The questions that didn’t get asked were along the lines of why is this single, attractive woman is essentially having someone else’s child?  How does picking both the mother and father work in a doner situation like this?  How do you go about making that kind of choice, where you are essentially shopping for all of the traits of your to-be-born child?  All-in-all, it was none of our business, but it got me curious.
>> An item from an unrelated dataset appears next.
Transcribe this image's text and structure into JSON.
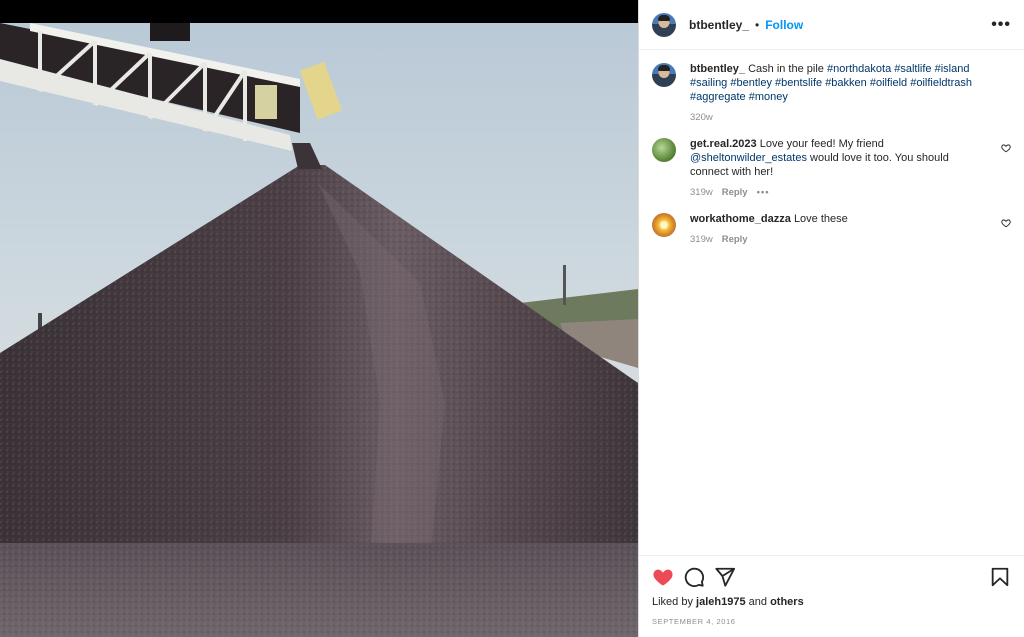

Obviously, there was more today than just that… Andy and I spent the day with Greg and Andrea exploring again, this time mostly at the Prague Castle and in the Jewish district.  The picture below is outside the castle standing next to one of the guards in his designer uniform.  There’s obviously more I could write about that part of the trip, but I think I’ll save that for when I post all of my pictures online.

 Castle Guard, Prague

exhilaration & exhaustion

Charles Bridge, Prague, Czech Republic

It’s 2am in Prague, and I’m up surfing the interwebs because my body is very, very confused at the moment about where it is and what it should be doing.  For the last 24 hours or more I’ve been living in a sleep-walking coma of joyous exhilaration (I’m on vacation!) and tortuous exhaustion.  By the numbers, a person really ought to have a conscious-to-comatose ratio of around 0.29-.33 (7 or so hours of sleep a night divided by 24 hrs in a day) meaning that you’re spending at least 30% of your existence asleep.  During the weeks leading up to my vacation, my ratio was much-much lower.  Try something in the 0.23 range (8hrs*2days + 6hrs*4 + 3hrs*1)/(24hrs*7days).  And as for this very moment, the ratio between the moment when my vacation started (i.e. I gloriously informed my boss that I was in fact done with everything and strolled leisurely out of the office) and now the ratio has been a scant 0.18.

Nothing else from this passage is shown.